Comme l’élève a déjà l’esprit en place, Rousseau lui demande comment on peut retrouver le nord. C’est la direction de l’ombre, répond Emile. Et le sud ? L’opposé du nord, confie Emile. Ce dernier regarde au sud et conclut : « sûrement, Montmorency est de ce côté ». Il retrouve les concepts qui lui étaient enseignés en classe. Prenant le sentier à travers les bois, ils découvrent la ville. Emile, au comble de sa joie affirme que l’astronomie sert à quelque chose. Il a découvert les concepts qui lui ont été enseignés.

D’après Rousseau, si on apprend de cette manière, les notions sont mieux assimilées. Au lieu de laisser l’élève supposer des choses dans une salle de classe, il convient de l’amener sur terrain faire ses propres expériences dirigées vers des choses utiles. ‘« Il faut parler tant qu’on peut par les actions, et ne dire que ce qu’on ne saurait faire’ »239. Cela n’autorise pas pourtant à oublier d’enseigner des savoirs constitués.

Pour l’apprentissage du lire et écrire, il faut que l’enfant voie l’utilité de cet exercice. L’intérêt présent est le grand mobile qui mène loin. Emile ne sait pas lire. Mais il reçoit des billets d’invitation pour une fête, une promenade, des amusements. Ces invitations sont bien écrites, courtes et claires. Il faut toujours quelqu’un pour les lui lire. Il arrive qu’il ne trouve personne. Et il manque le rendez-vous. Il regrette de ne pas savoir lire lui-même. L’auteur d’Emile estime que, mis dans telles conditions, l’enfant sentant l’utilité du lire et écrire, apprendra sans conteste à lire, à déchiffrer les invitations afin de répondre à ses rendez-vous. Si le maître s’applique à tenir l’enfant en lui-même, attentif à ce qui le touche immédiatement, il le trouvera capable de perception, de mémoire et même de raisonnement.

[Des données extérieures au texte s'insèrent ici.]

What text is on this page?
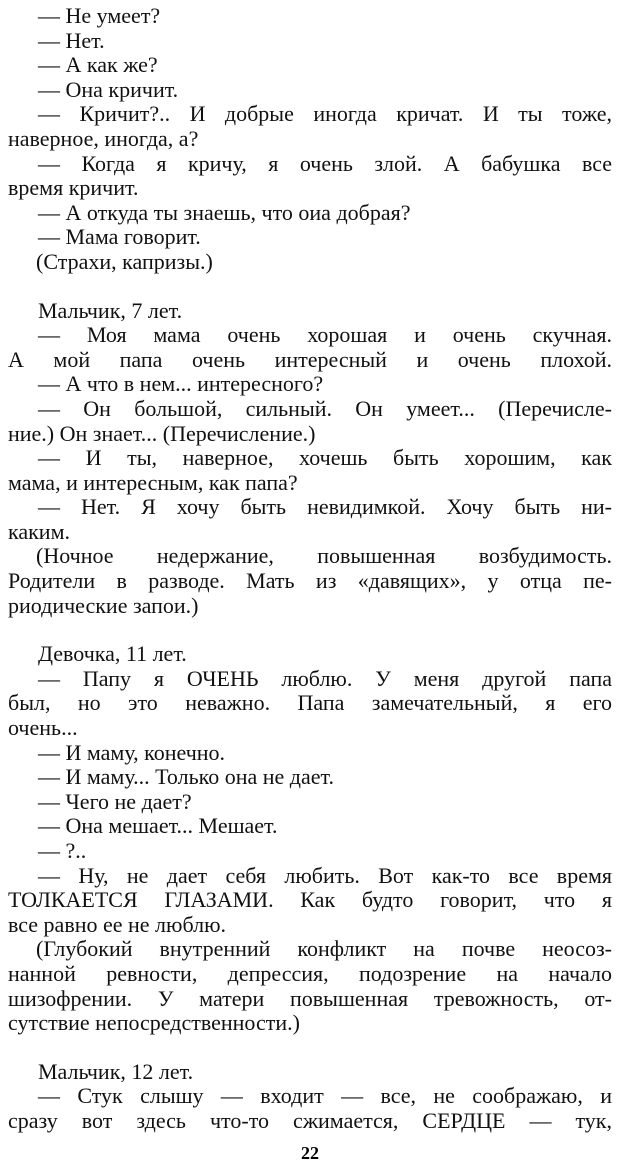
— Не умеет?
— Нет.
— А как же?
— Она кричит.
— Кричит?.. И добрые иногда кричат. И ты тоже,
наверное, иногда, а?
— Когда я кричу, я очень злой. А бабушка все
время кричит.
— А откуда ты знаешь, что оиа добрая?
— Мама говорит.
(Страхи, капризы.)
Мальчик, 7 лет.
— Моя мама очень хорошая и очень скучная.
А мой папа очень интересный и очень плохой.
— А что в нем... интересного?
— Он большой, сильный. Он умеет... (Перечисле-
ние.) Он знает... (Перечисление.)
— И ты, наверное, хочешь быть хорошим, как
мама, и интересным, как папа?
— Нет. Я хочу быть невидимкой. Хочу быть ни-
каким.
(Ночное недержание, повышенная возбудимость.
Родители в разводе. Мать из «давящих», у отца пе-
риодические запои.)
Девочка, 11 лет.
— Папу я ОЧЕНЬ люблю. У меня другой папа
был, но это неважно. Папа замечательный, я его
очень...
— И маму, конечно.
— И маму... Только она не дает.
— Чего не дает?
— Она мешает... Мешает.
— ?..
— Ну, не дает себя любить. Вот как-то все время
ТОЛКАЕТСЯ ГЛАЗАМИ. Как будто говорит, что я
все равно ее не люблю.
(Глубокий внутренний конфликт на почве неосоз-
нанной ревности, депрессия, подозрение на начало
шизофрении. У матери повышенная тревожность, от-
сутствие непосредственности.)
Мальчик, 12 лет.
— Стук слышу — входит — все, не соображаю, и
сразу вот здесь что-то сжимается, СЕРДЦЕ — тук,
22
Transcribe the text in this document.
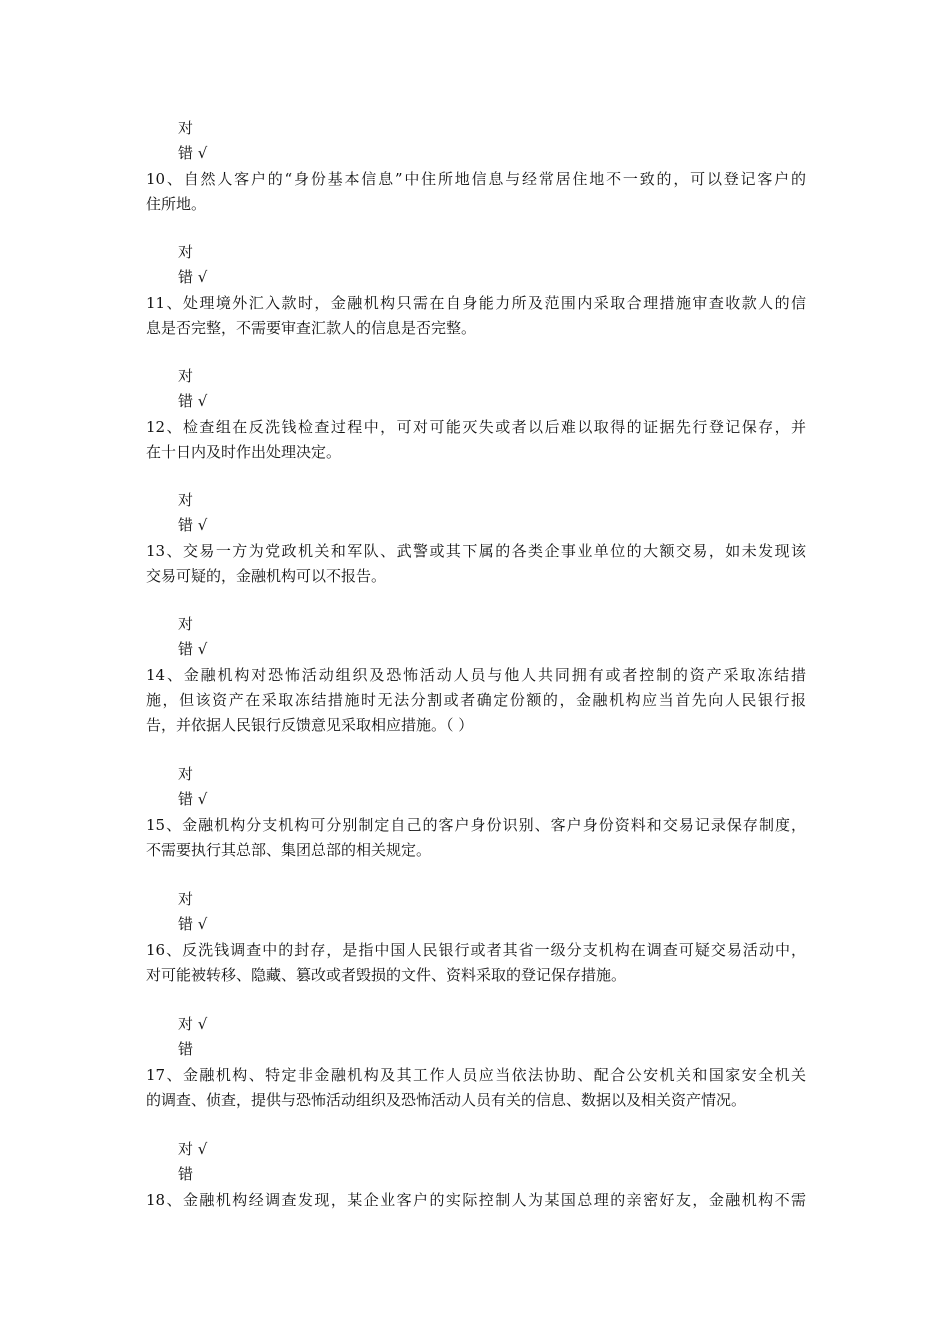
对
错 √
10、自然人客户的“身份基本信息”中住所地信息与经常居住地不一致的，可以登记客户的
住所地。
对
错 √
11、处理境外汇入款时，金融机构只需在自身能力所及范围内采取合理措施审查收款人的信
息是否完整，不需要审查汇款人的信息是否完整。
对
错 √
12、检查组在反洗钱检查过程中，可对可能灭失或者以后难以取得的证据先行登记保存，并
在十日内及时作出处理决定。
对
错 √
13、交易一方为党政机关和军队、武警或其下属的各类企事业单位的大额交易，如未发现该
交易可疑的，金融机构可以不报告。
对
错 √
14、金融机构对恐怖活动组织及恐怖活动人员与他人共同拥有或者控制的资产采取冻结措
施，但该资产在采取冻结措施时无法分割或者确定份额的，金融机构应当首先向人民银行报
告，并依据人民银行反馈意见采取相应措施。（ ）
对
错 √
15、金融机构分支机构可分别制定自己的客户身份识别、客户身份资料和交易记录保存制度，
不需要执行其总部、集团总部的相关规定。
对
错 √
16、反洗钱调查中的封存，是指中国人民银行或者其省一级分支机构在调查可疑交易活动中，
对可能被转移、隐藏、篡改或者毁损的文件、资料采取的登记保存措施。
对 √
错
17、金融机构、特定非金融机构及其工作人员应当依法协助、配合公安机关和国家安全机关
的调查、侦查，提供与恐怖活动组织及恐怖活动人员有关的信息、数据以及相关资产情况。
对 √
错
18、金融机构经调查发现，某企业客户的实际控制人为某国总理的亲密好友，金融机构不需
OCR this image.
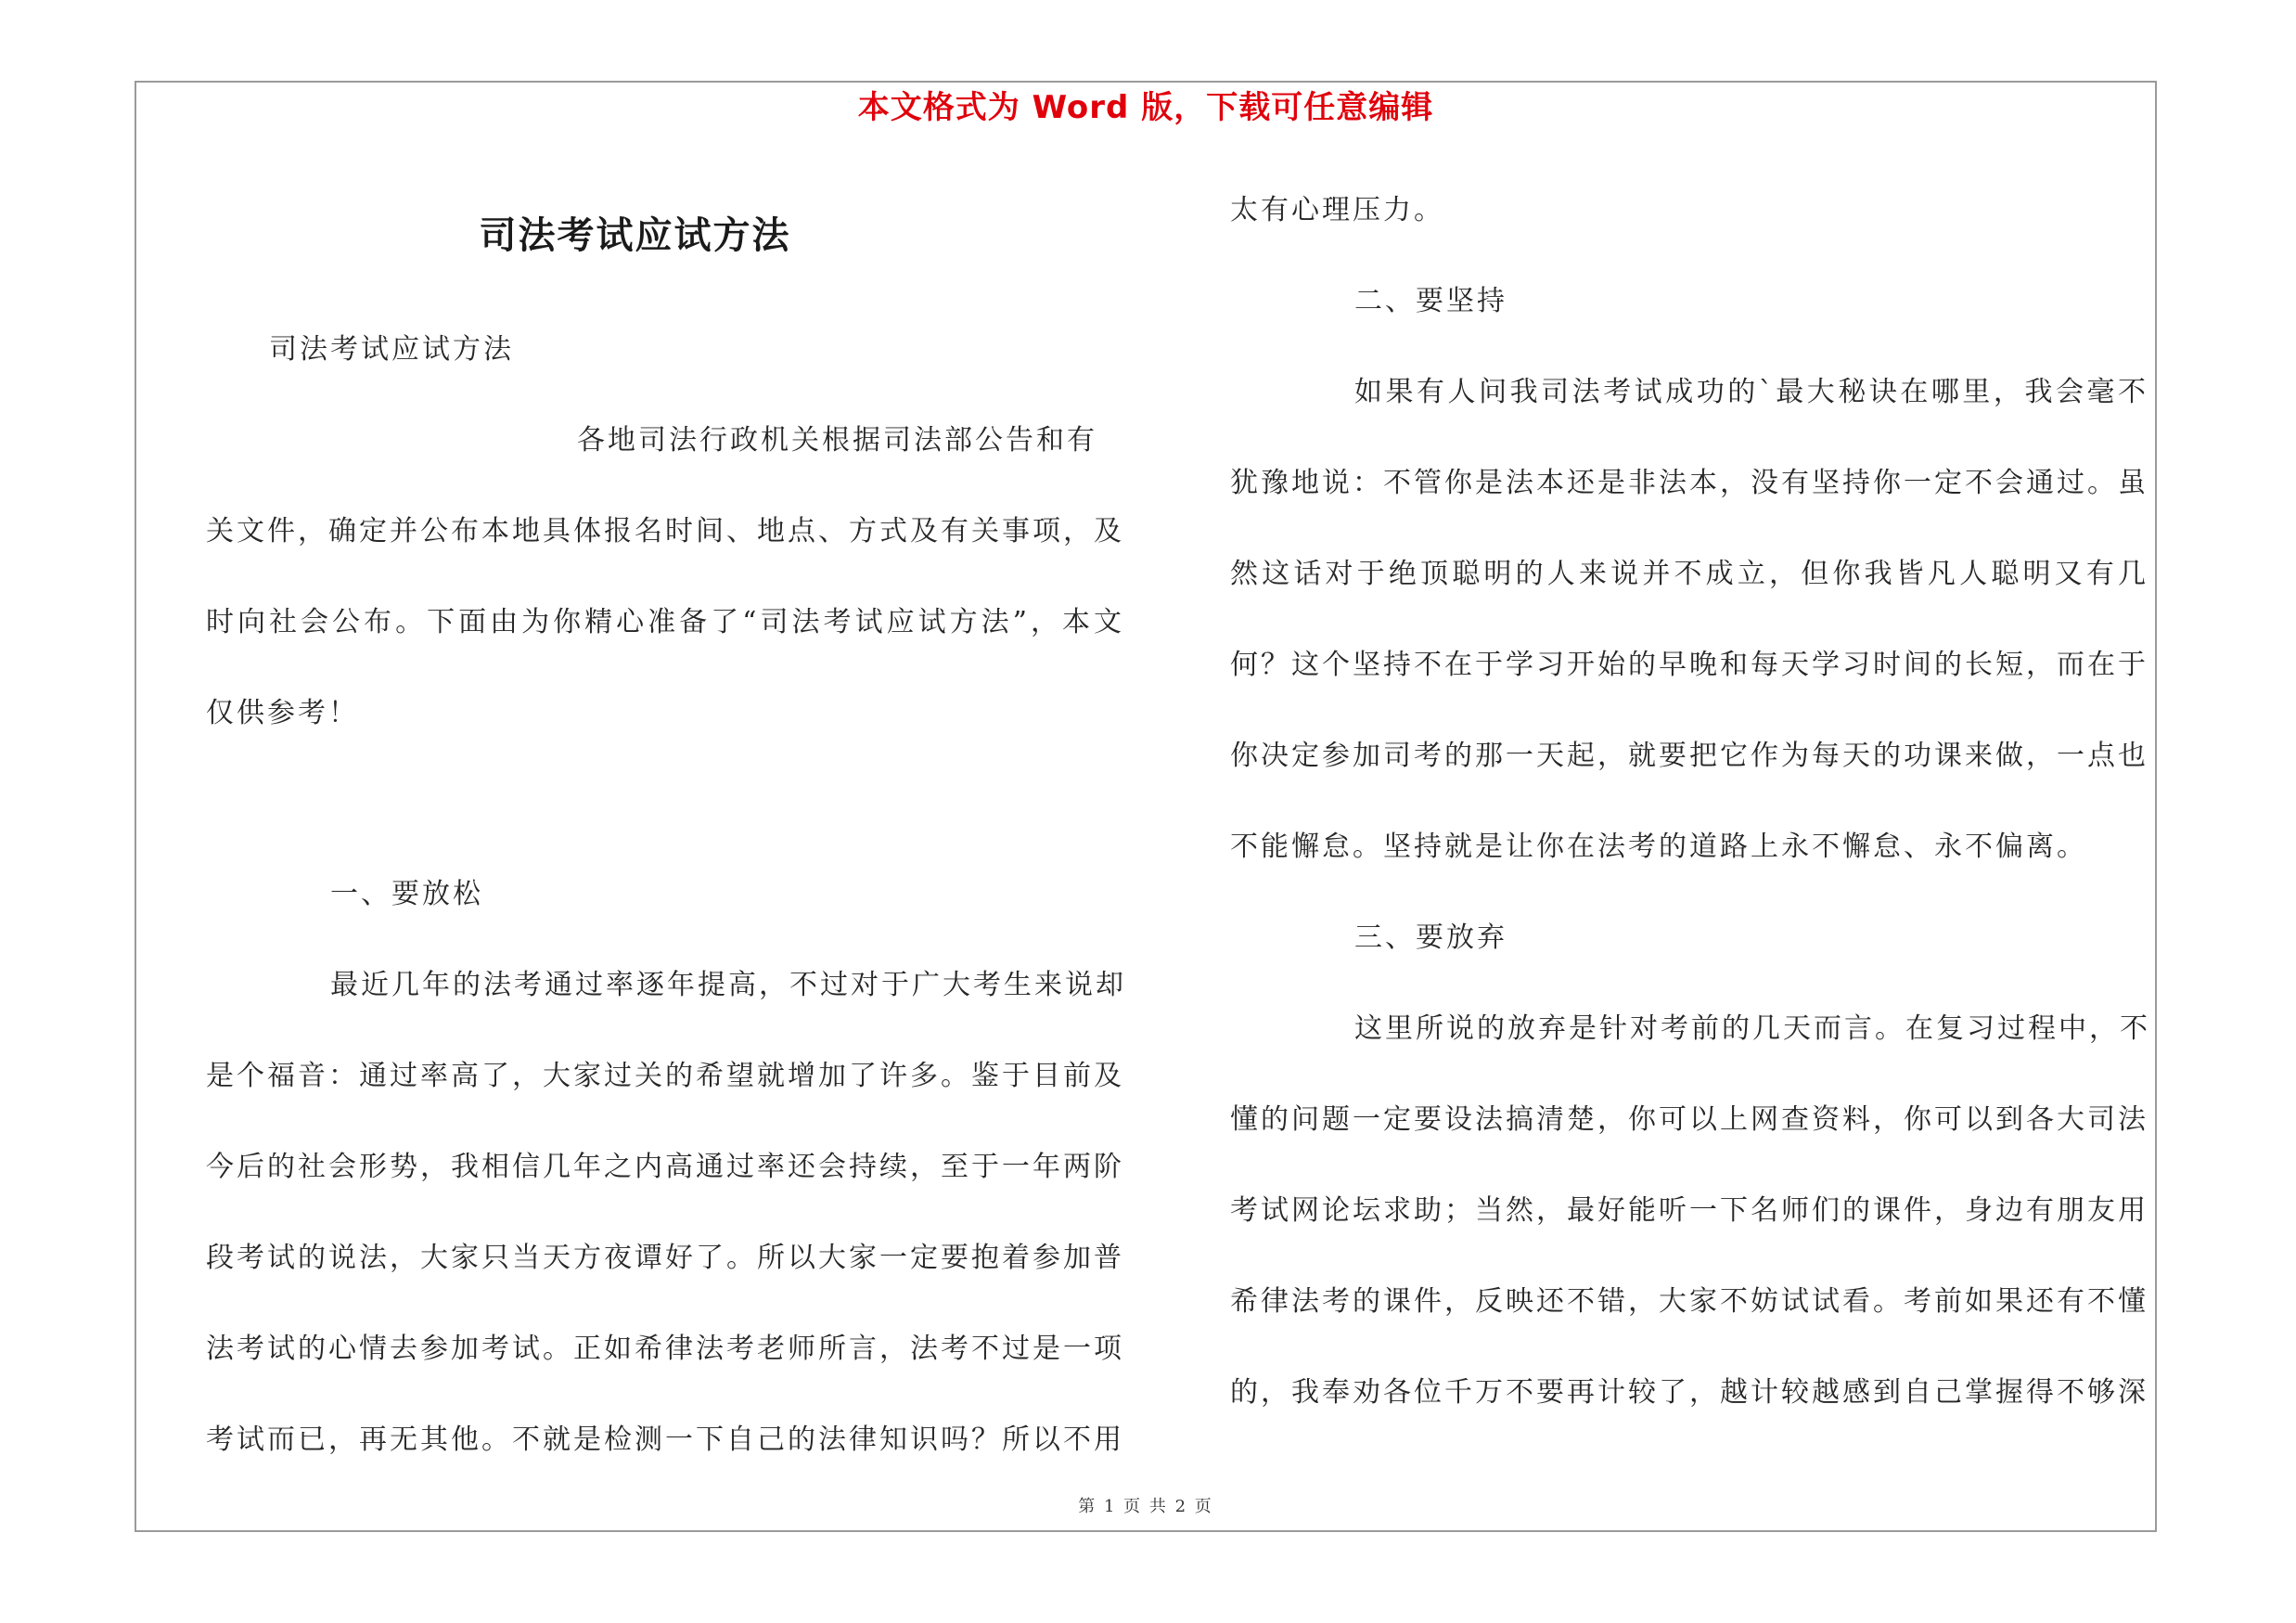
本文格式为 Word 版，下载可任意编辑
司法考试应试方法
司法考试应试方法
各地司法行政机关根据司法部公告和有
关文件，确定并公布本地具体报名时间、地点、方式及有关事项，及
时向社会公布。下面由为你精心准备了“司法考试应试方法”，本文
仅供参考！
一、要放松
最近几年的法考通过率逐年提高，不过对于广大考生来说却
是个福音：通过率高了，大家过关的希望就增加了许多。鉴于目前及
今后的社会形势，我相信几年之内高通过率还会持续，至于一年两阶
段考试的说法，大家只当天方夜谭好了。所以大家一定要抱着参加普
法考试的心情去参加考试。正如希律法考老师所言，法考不过是一项
考试而已，再无其他。不就是检测一下自己的法律知识吗？所以不用
太有心理压力。
二、要坚持
如果有人问我司法考试成功的`最大秘诀在哪里，我会毫不
犹豫地说：不管你是法本还是非法本，没有坚持你一定不会通过。虽
然这话对于绝顶聪明的人来说并不成立，但你我皆凡人聪明又有几
何？这个坚持不在于学习开始的早晚和每天学习时间的长短，而在于
你决定参加司考的那一天起，就要把它作为每天的功课来做，一点也
不能懈怠。坚持就是让你在法考的道路上永不懈怠、永不偏离。
三、要放弃
这里所说的放弃是针对考前的几天而言。在复习过程中，不
懂的问题一定要设法搞清楚，你可以上网查资料，你可以到各大司法
考试网论坛求助；当然，最好能听一下名师们的课件，身边有朋友用
希律法考的课件，反映还不错，大家不妨试试看。考前如果还有不懂
的，我奉劝各位千万不要再计较了，越计较越感到自己掌握得不够深
第 1 页 共 2 页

D’après Rousseau, dans les situations d’apprentissage, il faut des expériences dont l’enfant est capable de comprendre l’utilité, et il faut utiliser des expressions qui ont un sens pour lui. Si l’enseignant lui parle de rapports des effets aux causes, il faut qu’il en aperçoive la corrélation. S’il lui parle des biens et des maux, il faut qu’il en ait une idée. S’il lui parle des besoins, il faut qu’il les sente. Il est impossible d’intéresser l’enfant aux choses qui ne le touchent en rien. « ‘Il est aisé, estime l’auteur d’’ ‘Emile’ ‘, de convaincre un enfant que ce qu’on lui veut enseigner est utile : mais ce n’est rien de le convaincre, si l’on ne sait le persuader. En vain la tranquille raison nous fait approuver ou blâmer ; il n’y a que la passion qui nous fasse agir ; et comment se passionner pour des intérêts qu’on n’a point encore ?’ »240 Il faut le dire, si Rousseau met l’accent sur l’intérêt dans l’apprentissage, ce n’est pas pour en rester là, mais pour que, s’appuyant sur lui, on aide l’enfant à penser.

Notes
238.

ROUSSEAU (J.J.), op. cit., p. 133.

239.

ROUSSEAU (J.J.), op. cit., p. 235.

240.

ROUSSEAU (J.J.), op. cit., p. 237-238.